The house belonged to Shri Revashankar Jhaveri, Gandhi’s friend. This is what the neighborhood looks like now. (That’s the museum grounds behind the concrete wall on the right.) In the series to come of other tourist attractions in the Malabar Hills, it will become very evident that this part of Bombay is a very exclusive area with property values of more than $1200 per square ft, which only the wealthiest Bombay citizens can afford.

Gandhi’s lifetime spanned October 2, 1869 when he was born, to January 30, 1948 when he was assassinated. Everything commonly known about him casts him as a very simple man dedicated to equality and justice, but a closer look reveals a much more complex man. I knew from my reading, for instance, that as his father lay dying, a 16-year-old Gandhi was having sex with his wife Kasturba (whom he had married at age 13) in a nearby room. When a servant came to inform him of his father’s death, the guilt he felt was overwhelming. Indeed, at age 39, while still married to Kasturba, he made the decision to become celibate until he learned to truly love, not just lust. I don’t know what is true, nor what is untrue, but like any man of great notoriety, many things have been written about the Mahatma. In fact a book published just this spring alleges that actually he forsook his wife for a relationship with another man–and was indeed bisexual. In terms of what he accomplished during his lifetime, I don’t think it much matters at this point. Gandhi himself said once that truth alone will endure; all the rest will be swept away in the tide of times.

Be that as it may, these things were much on my mind as I entered the museum, and I confess I wished that (1) I were psychic or at least truly believed in it, and (2) that I would be able to sense what was real and what wasn’t. I came out knowing very little more than when I entered, but still thinking of the Mahatma as a very interesting man. There were absolutely no references to any feminine relationships, western women or otherwise.

In the library, because these are the things I like to know about people, I checked to see what kinds of books he’d collected and read. I noted a lot of Tolstoy–even a collection of short stories.

There were also copies of letters to he’d written to famous people like Roosevelt and Einstein–as well as Tolstoy–but the one that drew my attention most firmly was the one he wrote to Hitler, in which he addresses the recipient as “Dear Friend.” The letter goes on to say “Friends have been encouraging me to write to you for the sake of humanity. But I have resisted their request because of the feeling that any letter from me would be an impertinence. Something tells me that I must not calculate and that I must make my account for whatever it may be worth.” The next paragraph continues with “It is quite clear that you are the one person in the world who can prevent a war which may reduce humanity to a savage state. Must you pay that price for an object however worthy it may appear to you to be? Will you listen to the appeal of one who has seliberately [sic] shunned the method of war not without considerable success.
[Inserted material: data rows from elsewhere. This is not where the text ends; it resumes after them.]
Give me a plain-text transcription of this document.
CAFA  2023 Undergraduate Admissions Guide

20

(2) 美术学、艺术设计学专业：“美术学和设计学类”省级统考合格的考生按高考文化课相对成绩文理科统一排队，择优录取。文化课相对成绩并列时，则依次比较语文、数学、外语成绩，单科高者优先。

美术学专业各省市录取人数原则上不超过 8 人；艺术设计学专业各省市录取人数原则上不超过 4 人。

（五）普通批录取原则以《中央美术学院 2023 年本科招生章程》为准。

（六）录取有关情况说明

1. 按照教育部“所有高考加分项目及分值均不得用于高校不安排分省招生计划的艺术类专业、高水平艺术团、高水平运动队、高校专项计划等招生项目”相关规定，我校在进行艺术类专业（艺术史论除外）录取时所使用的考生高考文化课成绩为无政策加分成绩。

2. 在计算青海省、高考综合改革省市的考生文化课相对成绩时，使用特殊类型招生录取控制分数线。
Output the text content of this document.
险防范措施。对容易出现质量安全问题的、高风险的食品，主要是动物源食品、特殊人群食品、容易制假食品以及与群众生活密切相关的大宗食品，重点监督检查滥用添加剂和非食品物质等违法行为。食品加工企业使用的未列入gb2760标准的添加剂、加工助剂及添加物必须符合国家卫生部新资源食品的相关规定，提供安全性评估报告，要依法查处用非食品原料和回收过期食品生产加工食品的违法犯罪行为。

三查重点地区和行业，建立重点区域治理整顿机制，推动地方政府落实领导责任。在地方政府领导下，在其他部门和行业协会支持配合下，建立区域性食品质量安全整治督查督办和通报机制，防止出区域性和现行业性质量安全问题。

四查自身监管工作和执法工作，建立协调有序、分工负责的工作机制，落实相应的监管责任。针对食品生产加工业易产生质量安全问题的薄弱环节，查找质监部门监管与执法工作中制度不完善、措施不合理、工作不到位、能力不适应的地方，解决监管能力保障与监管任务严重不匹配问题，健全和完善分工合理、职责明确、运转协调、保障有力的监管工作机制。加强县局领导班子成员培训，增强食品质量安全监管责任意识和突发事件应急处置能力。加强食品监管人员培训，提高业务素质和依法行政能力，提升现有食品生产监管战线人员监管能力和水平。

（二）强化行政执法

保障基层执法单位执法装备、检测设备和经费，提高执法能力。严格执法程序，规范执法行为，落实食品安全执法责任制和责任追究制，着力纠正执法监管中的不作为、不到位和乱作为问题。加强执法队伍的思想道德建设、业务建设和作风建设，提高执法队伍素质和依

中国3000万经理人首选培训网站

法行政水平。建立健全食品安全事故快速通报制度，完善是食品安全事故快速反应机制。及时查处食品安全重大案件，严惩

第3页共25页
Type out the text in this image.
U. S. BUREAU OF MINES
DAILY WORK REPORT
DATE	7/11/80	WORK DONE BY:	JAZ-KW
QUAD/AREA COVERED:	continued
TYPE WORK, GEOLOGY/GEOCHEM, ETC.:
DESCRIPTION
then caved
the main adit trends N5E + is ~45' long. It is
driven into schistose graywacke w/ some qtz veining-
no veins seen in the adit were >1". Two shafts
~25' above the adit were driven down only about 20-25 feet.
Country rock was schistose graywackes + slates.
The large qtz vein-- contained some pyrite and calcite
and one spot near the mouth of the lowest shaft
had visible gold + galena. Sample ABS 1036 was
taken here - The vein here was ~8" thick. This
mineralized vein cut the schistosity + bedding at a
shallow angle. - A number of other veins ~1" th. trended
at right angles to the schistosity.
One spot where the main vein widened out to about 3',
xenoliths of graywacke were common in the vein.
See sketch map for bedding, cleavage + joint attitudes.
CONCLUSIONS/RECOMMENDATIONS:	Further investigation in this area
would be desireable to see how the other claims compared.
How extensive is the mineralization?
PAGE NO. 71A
Any way I appreciate your forgiveness, if I have erred in writing to you.” Signed M.K. Gandhi and addressed to Herr Hitler of Berlin, Germany.

I’ve always been obsessed by all things in miniature, so naturally the dioramas  depicting important civil disobedience protests Gandhi led during his lifetime became my immediate focus. This one demonstrates boycotting of foreign cloth that resulted in an immense bonfire in Bombay that kindled India’s economic emancipation in 1921.

This is the bedroom with a portrait of Gandhi on the wall, and various antiquated spinning wheels lining the walls. The simple cot, on which we assume he slept while staying here, seems almost an afterthought . . . and–try as I might–I couldn’t, and can’t, see a single ghost or spirit to tell me who the real Gandhi was, can you?